已知正项数列 $\left\{a_n\right\}$ 满足 $a_{n+1}^2=2-\dfrac 2{a_n+1}$.
1、若 $a_3=a_4$,求 $a_7$;
2、若 $a_1=\sqrt 2$,求 $\left\{a_n\right\}$ 的通项公式;
3、记 $S_n$ 为数列 $\left\{\dfrac 1{a_n}\right\}$ 的前 $n$ 项和,若 $S_2^2=\dfrac{\sqrt 3}2+1$,证明:$\dfrac 1 2\leqslant n-S_n<\dfrac 3 4$.
解析
1、根据题意,有\[\begin{cases} a_3=a_4,\\ a_4^2=2-\dfrac2{a_3+1},\end{cases}\]解得 $a_3=a_4=-2,0,1$,只保留正实数解,有 $a_3=a_4=1$,此时 $a_n=1$($n\in\mathbb N^{\ast}$),从而 $a_7=1$.
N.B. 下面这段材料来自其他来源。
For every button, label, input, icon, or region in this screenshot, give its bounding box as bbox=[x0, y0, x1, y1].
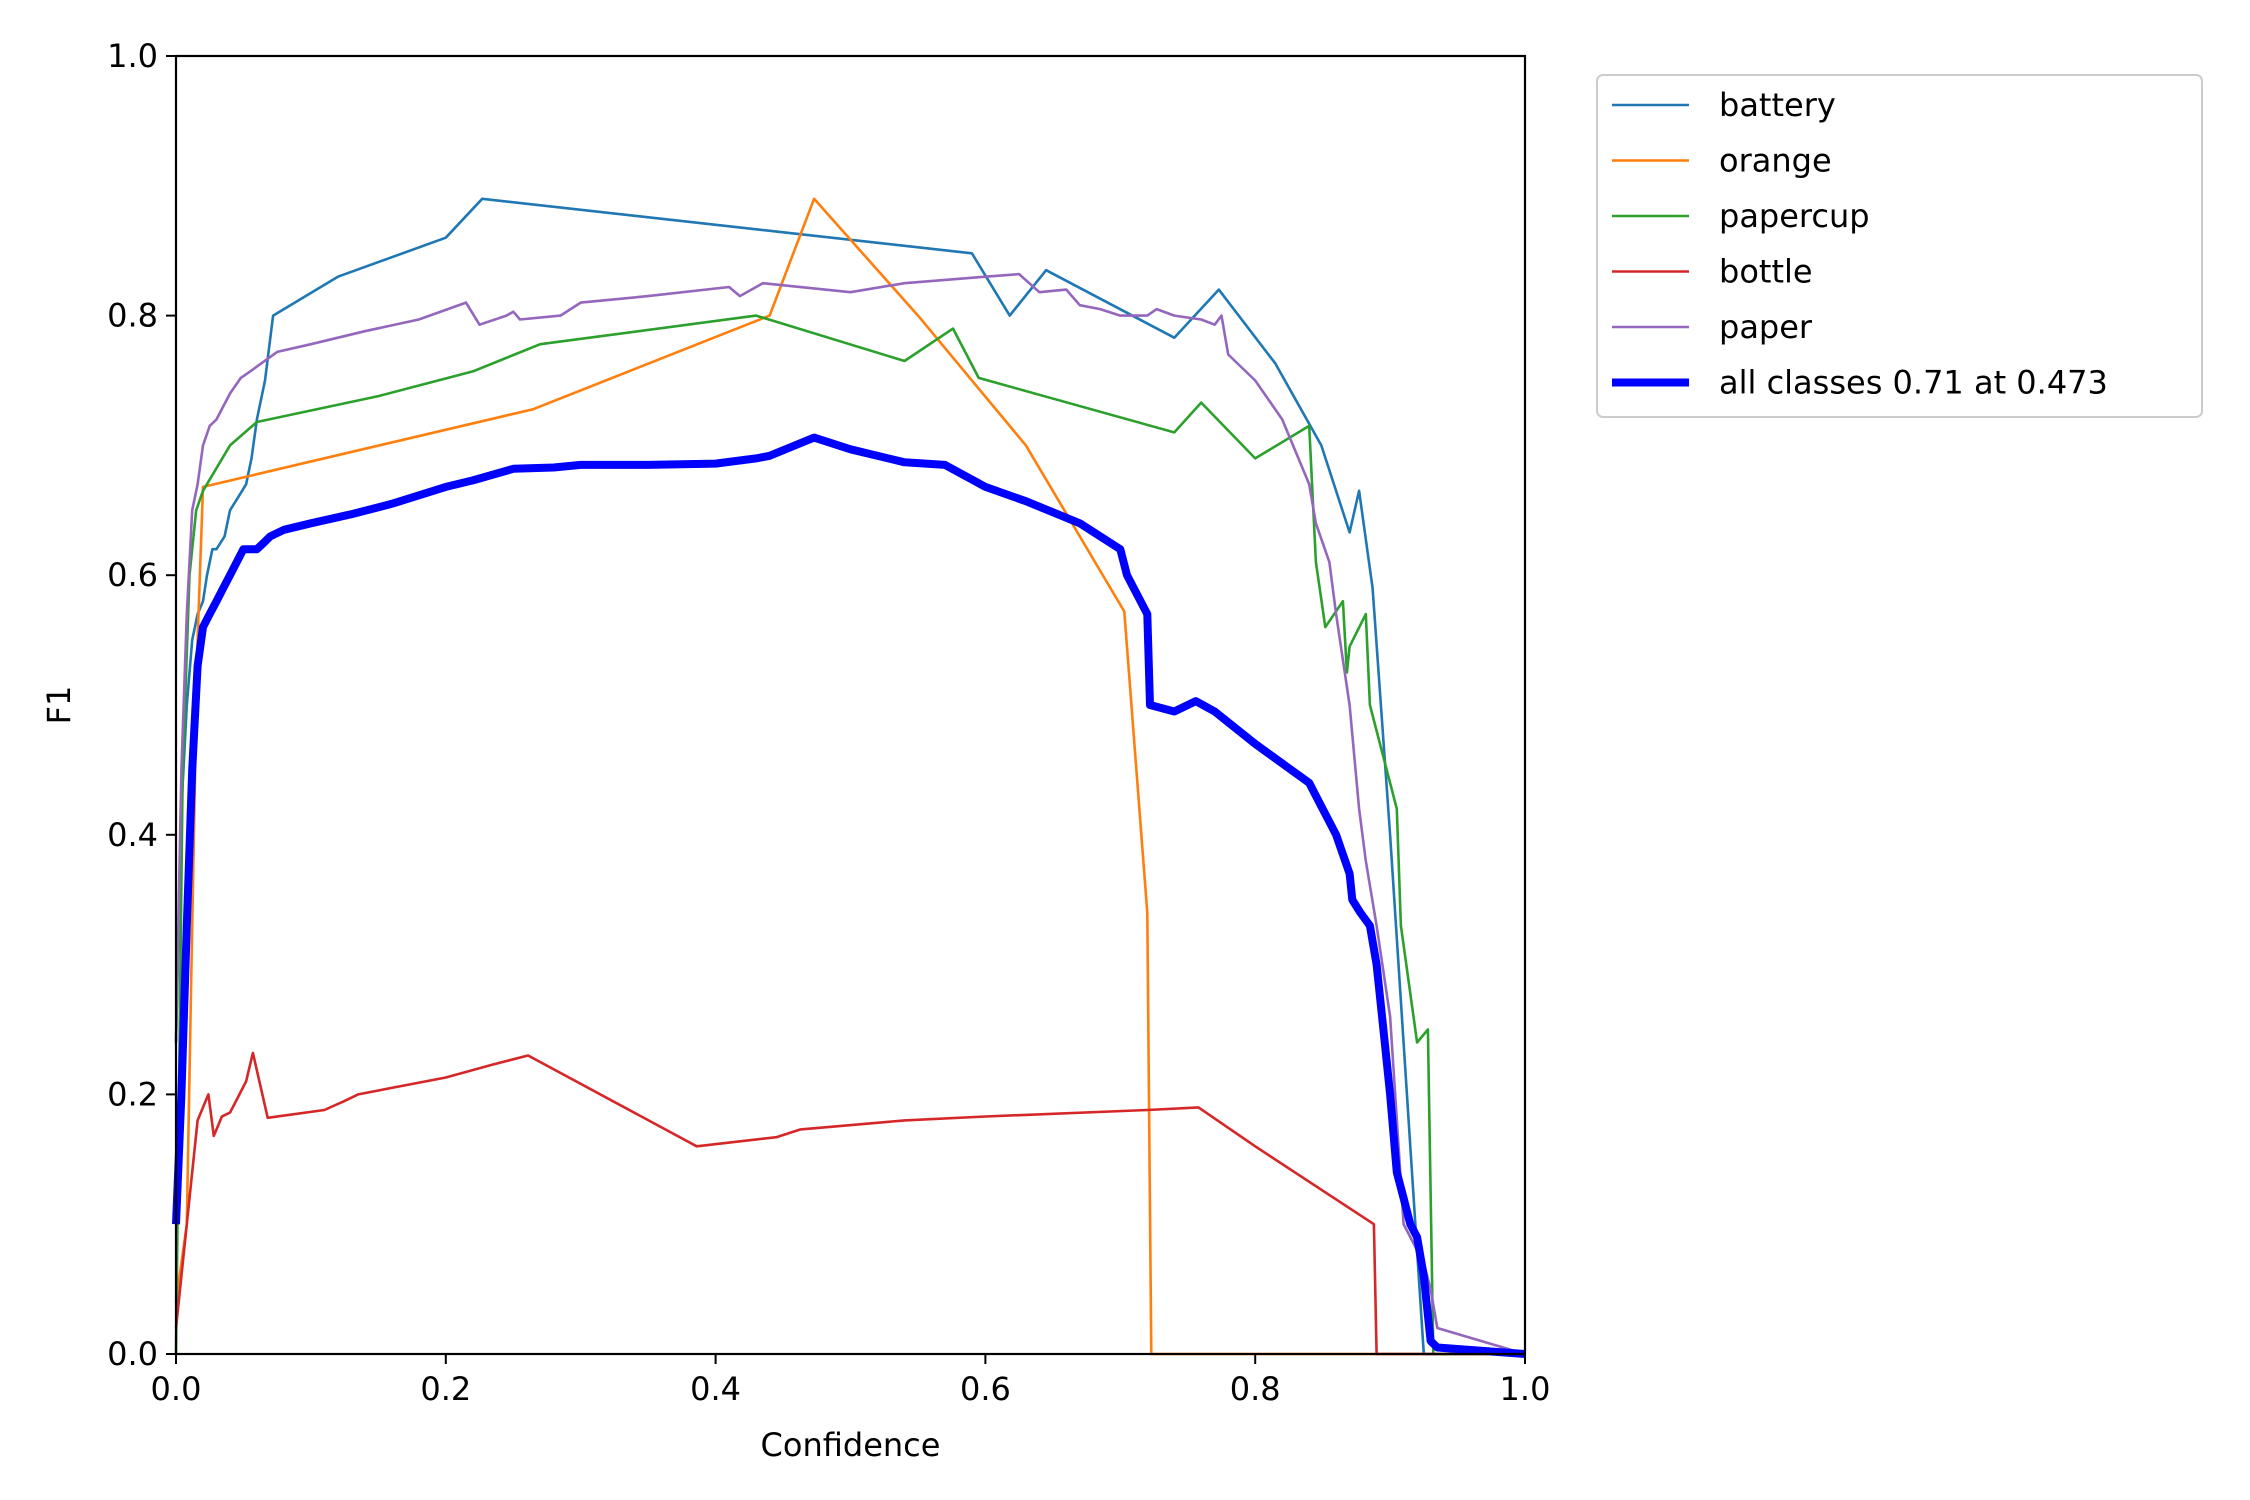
y-axis: 0.0 0.2 0.4 0.6 0.8 1.0 bbox=[107, 37, 176, 1373]
legend-label: orange bbox=[1719, 142, 1832, 180]
y-tick-label: 0.6 bbox=[107, 556, 158, 594]
y-tick-label: 0.8 bbox=[107, 297, 158, 335]
x-tick-label: 1.0 bbox=[1500, 1370, 1551, 1408]
plot-area-frame bbox=[174, 54, 1527, 1356]
x-axis-label: Confidence bbox=[761, 1426, 941, 1464]
legend-label: battery bbox=[1719, 86, 1836, 124]
x-tick-label: 0.8 bbox=[1230, 1370, 1281, 1408]
series-line-4 bbox=[174, 272, 1526, 1356]
series-line-3 bbox=[174, 1051, 1525, 1356]
legend-label: paper bbox=[1719, 308, 1813, 346]
x-tick-label: 0.2 bbox=[420, 1370, 471, 1408]
series-line-2 bbox=[174, 314, 1525, 1356]
series-line-1 bbox=[174, 197, 1525, 1356]
legend-label: all classes 0.71 at 0.473 bbox=[1719, 364, 2108, 402]
legend-label: bottle bbox=[1719, 253, 1813, 291]
x-tick-label: 0.6 bbox=[960, 1370, 1011, 1408]
x-tick-label: 0.4 bbox=[690, 1370, 741, 1408]
y-tick-label: 0.4 bbox=[107, 816, 158, 854]
legend-label: papercup bbox=[1719, 197, 1870, 235]
x-axis: 0.0 0.2 0.4 0.6 0.8 1.0 bbox=[151, 1354, 1551, 1408]
series-line-5 bbox=[172, 433, 1526, 1358]
legend: battery orange papercup bottle paper all clas… bbox=[1596, 74, 2203, 418]
y-tick-label: 0.0 bbox=[107, 1335, 158, 1373]
y-tick-label: 1.0 bbox=[107, 37, 158, 75]
y-tick-label: 0.2 bbox=[107, 1075, 158, 1113]
legend-box bbox=[1596, 74, 2203, 418]
series-layer bbox=[172, 197, 1526, 1358]
x-tick-label: 0.0 bbox=[151, 1370, 202, 1408]
y-axis-label: F1 bbox=[40, 686, 78, 725]
series-line-0 bbox=[174, 197, 1525, 1356]
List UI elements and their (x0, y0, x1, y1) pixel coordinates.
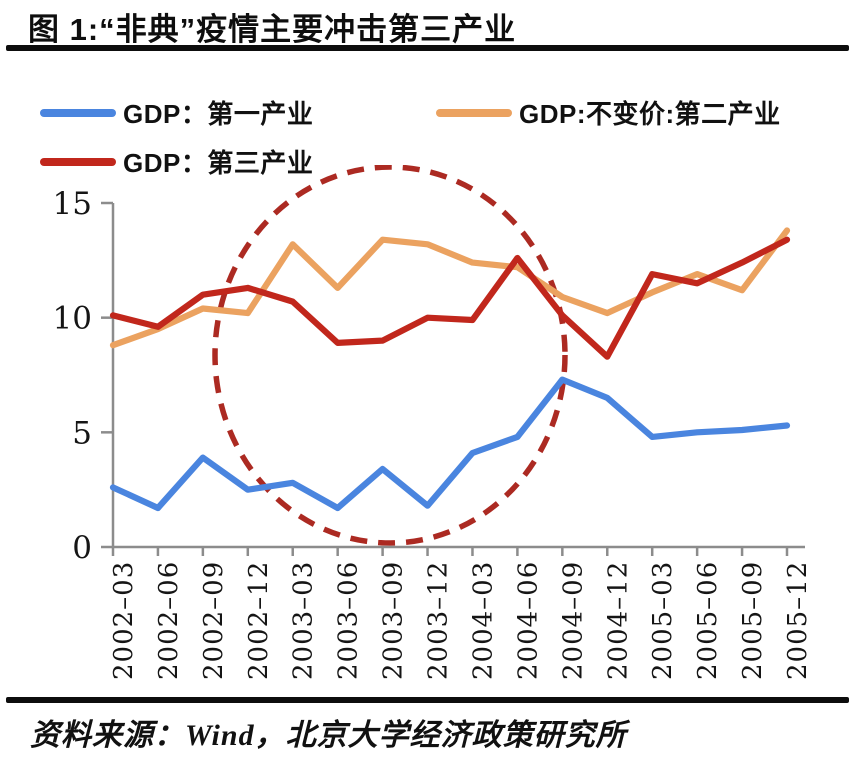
x-tick-label: 2003–12 (424, 561, 454, 680)
x-tick-label: 2004–12 (603, 561, 633, 680)
x-tick-label: 2005–12 (783, 561, 813, 680)
x-tick-label: 2003–09 (379, 561, 409, 680)
x-tick-label: 2002–12 (244, 561, 274, 680)
line-chart: 0 5 10 15 2002–03 2002–06 2002–09 2002–12 2003–0… (53, 165, 813, 680)
legend-swatch-tertiary (40, 157, 116, 166)
line-primary-industry (109, 376, 791, 512)
legend-label-tertiary: GDP：第三产业 (123, 148, 314, 178)
y-tick-label: 0 (72, 530, 92, 566)
line-tertiary-industry (109, 236, 791, 360)
title-divider (6, 45, 849, 51)
y-tick-label: 10 (53, 301, 92, 337)
legend-swatch-primary (40, 108, 116, 117)
x-tick-label: 2003–06 (334, 561, 364, 680)
x-tick-label: 2004–09 (558, 561, 588, 680)
chart-title: 图 1:“非典”疫情主要冲击第三产业 (28, 12, 517, 47)
x-tick-label: 2002–03 (109, 561, 139, 680)
x-tick-label: 2002–06 (154, 561, 184, 680)
x-tick-label: 2004–06 (513, 561, 543, 680)
x-tick-label: 2004–03 (468, 561, 498, 680)
x-tick-label: 2005–06 (693, 561, 723, 680)
source-note: 资料来源：Wind，北京大学经济政策研究所 (30, 719, 627, 752)
sars-highlight-ellipse (212, 165, 568, 546)
x-tick-label: 2005–09 (738, 561, 768, 680)
x-tick-label: 2005–03 (648, 561, 678, 680)
legend-label-primary: GDP：第一产业 (123, 99, 314, 129)
legend-swatch-secondary (436, 108, 512, 117)
legend-label-secondary: GDP:不变价:第二产业 (519, 99, 781, 129)
y-tick-label: 15 (53, 186, 92, 222)
x-tick-label: 2002–09 (199, 561, 229, 680)
legend-item-secondary-industry: GDP:不变价:第二产业 (436, 94, 781, 131)
legend-item-tertiary-industry: GDP：第三产业 (40, 143, 313, 180)
legend-item-primary-industry: GDP：第一产业 (40, 94, 313, 131)
footer-divider (6, 697, 849, 703)
x-tick-label: 2003–03 (289, 561, 319, 680)
line-secondary-industry (109, 227, 791, 349)
y-tick-label: 5 (72, 415, 92, 451)
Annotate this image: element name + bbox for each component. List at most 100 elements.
2、根据第 $(1)$ 小题的结果,迭代函数 $f(x)=\sqrt{2-\dfrac2{x+1}}$,不动点为 $x=-2,0,1$,于是\[\dfrac{1}{a_{n+1}^2}=\dfrac{a_n+1}{2a_n}\iff \dfrac{1}{a_n}=2\left(\dfrac{1}{a_{n+1}}\right)^2-1,\]设 $\dfrac{1}{a_n}=\cos\theta_n$,其中 $\theta\in\left(0,\dfrac{\pi}2\right)$,且 $\theta_1=\dfrac{\pi}4$,则\[\cos\theta_n=2\cos^2\theta_{n+1}-1\implies \theta_n=2\theta_{n+1}\implies \theta_{n+1}=\dfrac 12\theta_n\implies \theta_n=\dfrac{\pi}{2^{n+1}},\]于是\[\dfrac{1}{a_n}=\cos\dfrac{\pi}{2^{n+1}}\implies a_n=\dfrac{1}{\cos\frac{\pi}{2^{n+1}}}.\]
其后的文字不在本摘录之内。